Personal Essay (Montaigne, Essays; Sir Francis Bacon, Essays): short first-person reflective writing about contemporary or past events. Utopia, and parts of the novels of Behn, Richardson and Fielding.
Medieval Romance ("Wife of Bath's Tale"): knight on quest brings justice/protetion to lady imprisoned or otherwise aggrieved; journey from court to forest or wilderness where marvels are witnessed; lovers are separated, wander, and are reunited by strange chance. Behn's Oroonoko; Fielding's Tom Jones.
History (Bede's Ecclesiastical History of Britain, The Battle of Maldon, Malory's Le Morte Darthur) a narrative of events important to many people, usually a tribe or nation, often involving (anciently) "the deeds of kings and conquerors." Behn's Oroonoko and the later novels of Tolstoy and Dickens.
Travel Narrative (Utopia): travellers to the East or the New World recount their journey, marvels, customs of strange peoples, comparison with Euro-English culture. Behn's Oroonoko; Defoe's Moll Flanders and Robinson Crusoe.
News: a plural noun in the seventeenth century, "news" were sought by people curious about social and political events in the kingdom or the rest of the rapidly-expanding world. "News" initially were circulated by letters written from London and sent to correspondents in the provinces. You can se a reference to these provincial news letters in Congreve's The Way of the World. The first English news papers were published by Nathaniel Butter and Nicholas Bourne to give English readers news of the Thirty Years War. After Charles II removed the court from London to Oxford to avoid the plague of 1660, Londoners needed some official source of court politics, from which the London Gazette was born. The Gazette has published continuously since then, and is available (including archives) online)
Comic and Tragic Drama: exaggerated bad and good behavior leads to restoration of order or destruction of tragic hero. Behn's plays included many of the same set-speeches and heroic/anti-heroic character constructions found in Oroonoko. They also can be found in Fielding and Dickens. Other novelists take a more "mixed" attitude toward their characters so that it is difficult to tell whether there is a hero or not (cf. the opening lines of Dickens' David Copperfield).
Saint's Life: the brief biographies of holy men or women whose pure faith and good works inevitably attract the attentions of corrupt pagan officials, who try to tempt and to torture them so that they will abandon their faith. The saints refuse temptation and ignore or even pray for torture as a way to prove their love of God. They die with supernatural calm, rebuking their pagan torturers and preaching to the witnesses long after they have endured punishments that would have killed ordinary mortals. Chaucer's "Second Nun's Tale" [St.
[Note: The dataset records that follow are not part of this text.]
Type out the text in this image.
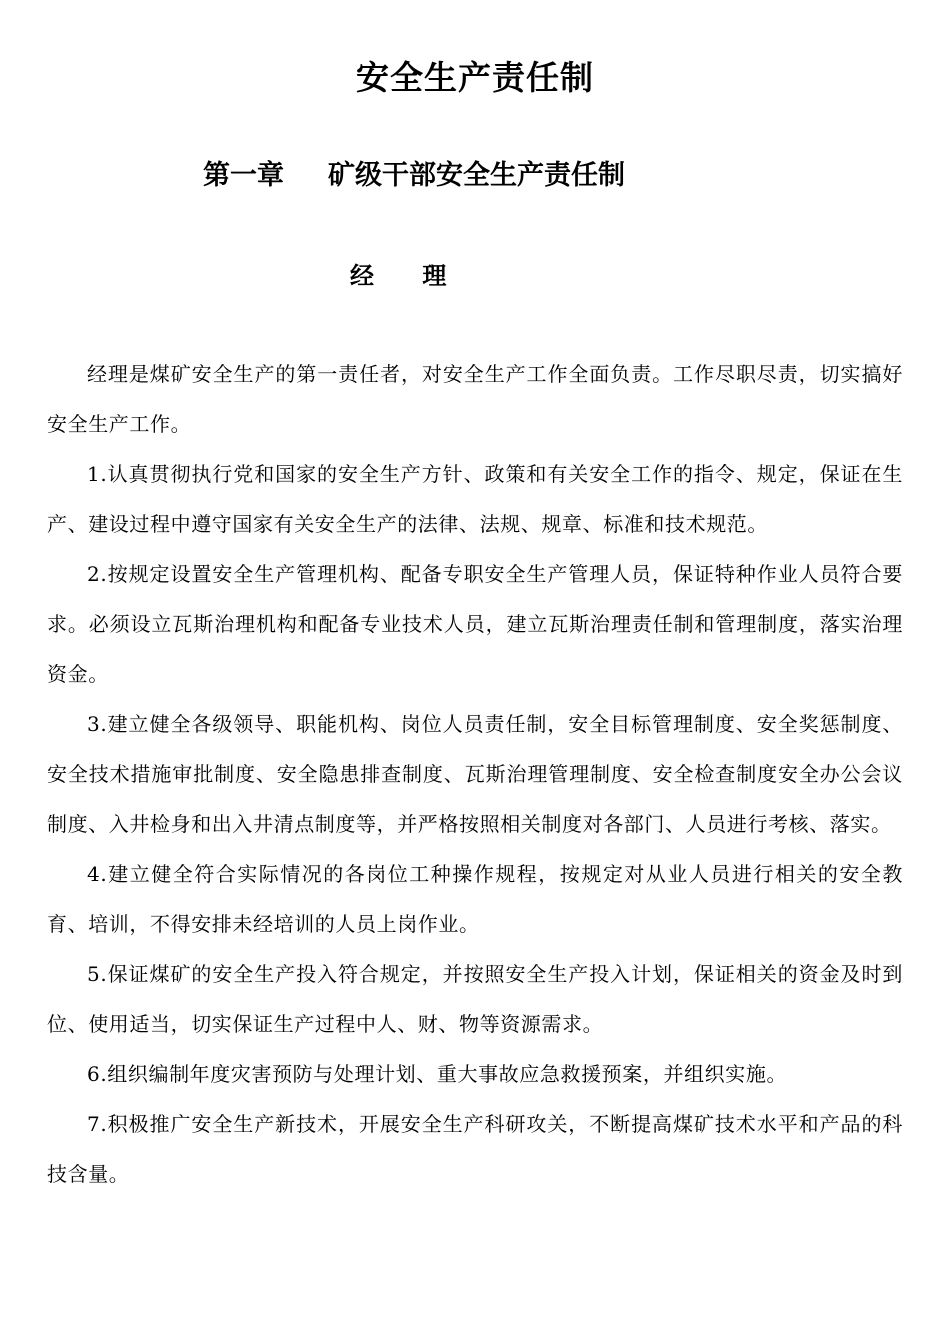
安全生产责任制
第一章 矿级干部安全生产责任制
经 理

经理是煤矿安全生产的第一责任者，对安全生产工作全面负责。工作尽职尽责，切实搞好安全生产工作。

1.认真贯彻执行党和国家的安全生产方针、政策和有关安全工作的指令、规定，保证在生产、建设过程中遵守国家有关安全生产的法律、法规、规章、标准和技术规范。

2.按规定设置安全生产管理机构、配备专职安全生产管理人员，保证特种作业人员符合要求。必须设立瓦斯治理机构和配备专业技术人员，建立瓦斯治理责任制和管理制度，落实治理资金。

3.建立健全各级领导、职能机构、岗位人员责任制，安全目标管理制度、安全奖惩制度、安全技术措施审批制度、安全隐患排查制度、瓦斯治理管理制度、安全检查制度安全办公会议制度、入井检身和出入井清点制度等，并严格按照相关制度对各部门、人员进行考核、落实。

4.建立健全符合实际情况的各岗位工种操作规程，按规定对从业人员进行相关的安全教育、培训，不得安排未经培训的人员上岗作业。

5.保证煤矿的安全生产投入符合规定，并按照安全生产投入计划，保证相关的资金及时到位、使用适当，切实保证生产过程中人、财、物等资源需求。

6.组织编制年度灾害预防与处理计划、重大事故应急救援预案，并组织实施。

7.积极推广安全生产新技术，开展安全生产科研攻关，不断提高煤矿技术水平和产品的科技含量。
Cecelia], Foxe's Acts and Monuments (see Norton 7th edition page 551-3 for samples of this Protestant "martyrology"), and for a modern, secular version, Henry James' Daisey Miller.
Other Influences, Found in Other Novels:
Letter ("Utopian" letters, humanist philosopical letters, Saint Paul's, Luther's and the Pope's letters): real or conventional address of a friend in personal communication meant to be read by others, often to defend or explain or propose. ["Epistolary Novel" or a novel in letters: Aphra Ben, Letters from a Nobleman to His Sister; Fanney Burney, Evelina; Samuel Richardson, Pamela and Clarissa
Confession (St. Augustine, Margery Kempe, Eliz. thieves' pamphlets): specialized autobiography uses readers as confessors of real or possible misbehavior, sometimes combined with defense of that behavior. [This could be argued to be an influence on Oroonoko's construction.]
Satire: foolish or criminal behavior described and sometimes portrayed as if approved by the narrator--readers are expected to disagree violently. [This also could be argued to be a part of Oroonoko's constructive influences.]